Laaroussa, vidéo de Selma et Sofiane Oussi11, exprime aussi avec brio ce lien essentiel entre matière et corps, entre un geste ancestral et sa réappropriation contemporaine chorégraphiée : la terre modelée est absente, suggérée par les seuls mouvements de mains gainées d’argile, mais c’est à sa force tellurique qu’elles semblent puiser l’énergie de leur danse, minimaliste autant que fascinante. L’on songe ici, comme dans toute l’exposition, à la musique répétitive et ses effets hypnotiques. En écho, le film de Richard Serra, Hand catching lead (1968), résume le projet curatorial : la matière échappe à la main du créateur pour mener sa vie propre.
Notes
- Le village de La Borne fut longtemps un foyer de production de poterie artisanale à usage fonctionnel, réinvesti depuis les années 1950-1960 par des créateurs de tous horizons venus s’inspirer des gestes traditionnels et relancer l’activité des grands fours à bois pour leur pratique artistique. Dans cette même recherche de partage des savoirs, les Résidences La Borne (mises en place par l’Association céramique La Borne) accueillent chaque année des artistes désireux d’explorer les potentialités de la céramique.
- Natsuko Uchino a commencé à travailler la céramique en 2007, dans le cadre du projet américain Art et Agriculture, qui croise art, écologie et agriculture, avec l’idée de produire des contenants issus de la même terre que les aliments qu’ils accueilleraient. Ainsi a-t-elle conçu un rapport direct avec les diverses pratiques de la terre : celle du paysage, celle du terrain cultivé et celle de l’argile dans l’atelier.
- In L’invention du quotidien, tome I, Arts de faire, Gallimard, Paris : 1980 ; expression employée à propos des mécanismes de résistances qui émergent face à la standardisation.

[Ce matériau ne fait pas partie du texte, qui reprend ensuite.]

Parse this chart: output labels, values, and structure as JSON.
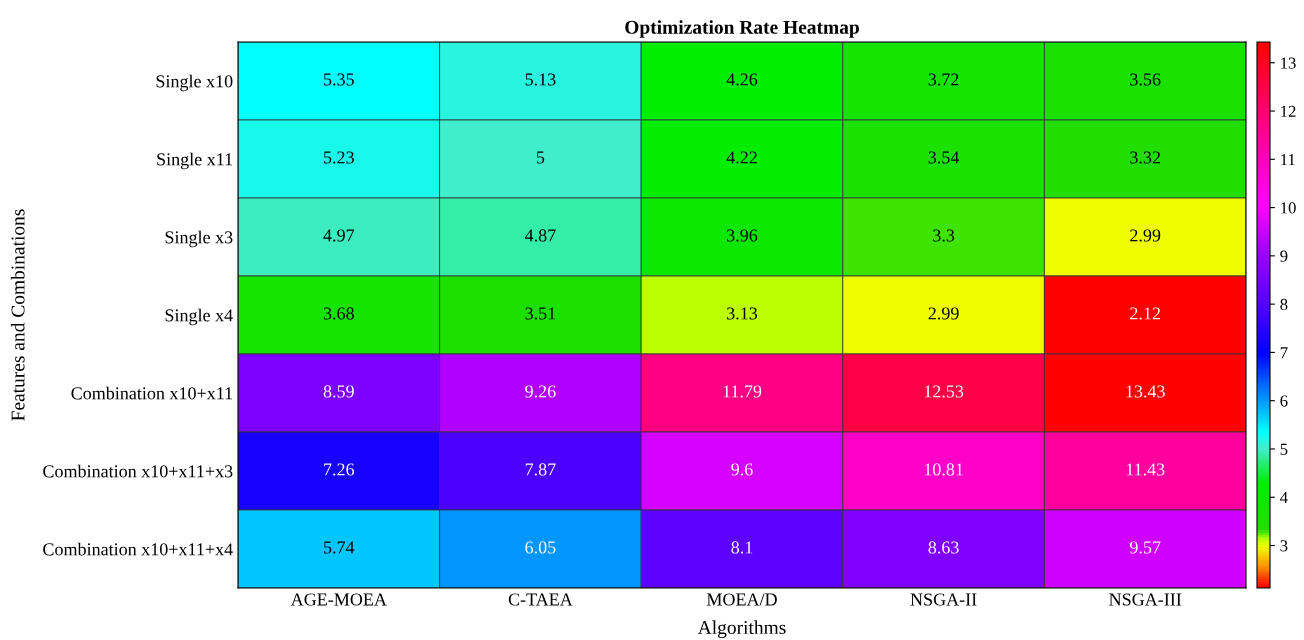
{
  "chart_data": {
    "type": "heatmap",
    "title": "Optimization Rate Heatmap",
    "xlabel": "Algorithms",
    "ylabel": "Features and Combinations",
    "categories": [
      "AGE-MOEA",
      "C-TAEA",
      "MOEA/D",
      "NSGA-II",
      "NSGA-III"
    ],
    "y_categories": [
      "Single x10",
      "Single x11",
      "Single x3",
      "Single x4",
      "Combination x10+x11",
      "Combination x10+x11+x3",
      "Combination x10+x11+x4"
    ],
    "cells": [
      [
        5.35,
        5.13,
        4.26,
        3.72,
        3.56
      ],
      [
        5.23,
        5,
        4.22,
        3.54,
        3.32
      ],
      [
        4.97,
        4.87,
        3.96,
        3.3,
        2.99
      ],
      [
        3.68,
        3.51,
        3.13,
        2.99,
        2.12
      ],
      [
        8.59,
        9.26,
        11.79,
        12.53,
        13.43
      ],
      [
        7.26,
        7.87,
        9.6,
        10.81,
        11.43
      ],
      [
        5.74,
        6.05,
        8.1,
        8.63,
        9.57
      ]
    ],
    "data_labels": true,
    "clim": [
      2.12,
      13.43
    ],
    "cticks": [
      3,
      4,
      5,
      6,
      7,
      8,
      9,
      10,
      11,
      12,
      13
    ]
  }
}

- Cette scénographie n’est pas sans rappeler celles de Charlotte Perriand pour des expositions de maquettes d’architecture notamment, elle-même inspirée par la conception des jardins japonais.
- Laëtitia Badaut Haussmann, Daybed : Bordeaux, brown, 2015.
- Sculpture habitacle, 1962-1964.
- Cité, 1986.
- Merz Bau Torchi, 2016, production in situ à La Box_École nationale supérieure d’art de Bourges ; proposition de Natsuko Uchino pour une œuvre collective avec Audrey Calmel, Yun Da Chen, Ève Dufour, Bahar Kocabey, Nicolas Mazzi, Grégoire Messeri, Camille Savre et Manon Vallé, étudiants à l’ENSA _Bourges ; projet encadré par Laurent Gautier, responsable de l’atelier modelage-céramique et suivi par Florentine Lamarche-Ovize, professeure.
- Garde, 1997.
- Chanson de gestes, 2016. Si les formes de ces pièces s’inspirent de corolles de tulipes ou de pavillons d’instruments à vent ou de gramophones, elles rappellent également celle d’un coquillage, évoquant ainsi l’émerveillement de l’enfant y apposant son oreille pour entendre le bruit de la mer. De même peuvent-elles faire écho au fantasme de l’archéo-acoustique qui voudrait pouvoir lire dans les sillons des poteries antiques comme dans ceux d’un disque vinyle…
- Laaroussa, 2011, projet vidéo inspiré du travail des potières de Sejnane, au Nord-Ouest de la Tunisie.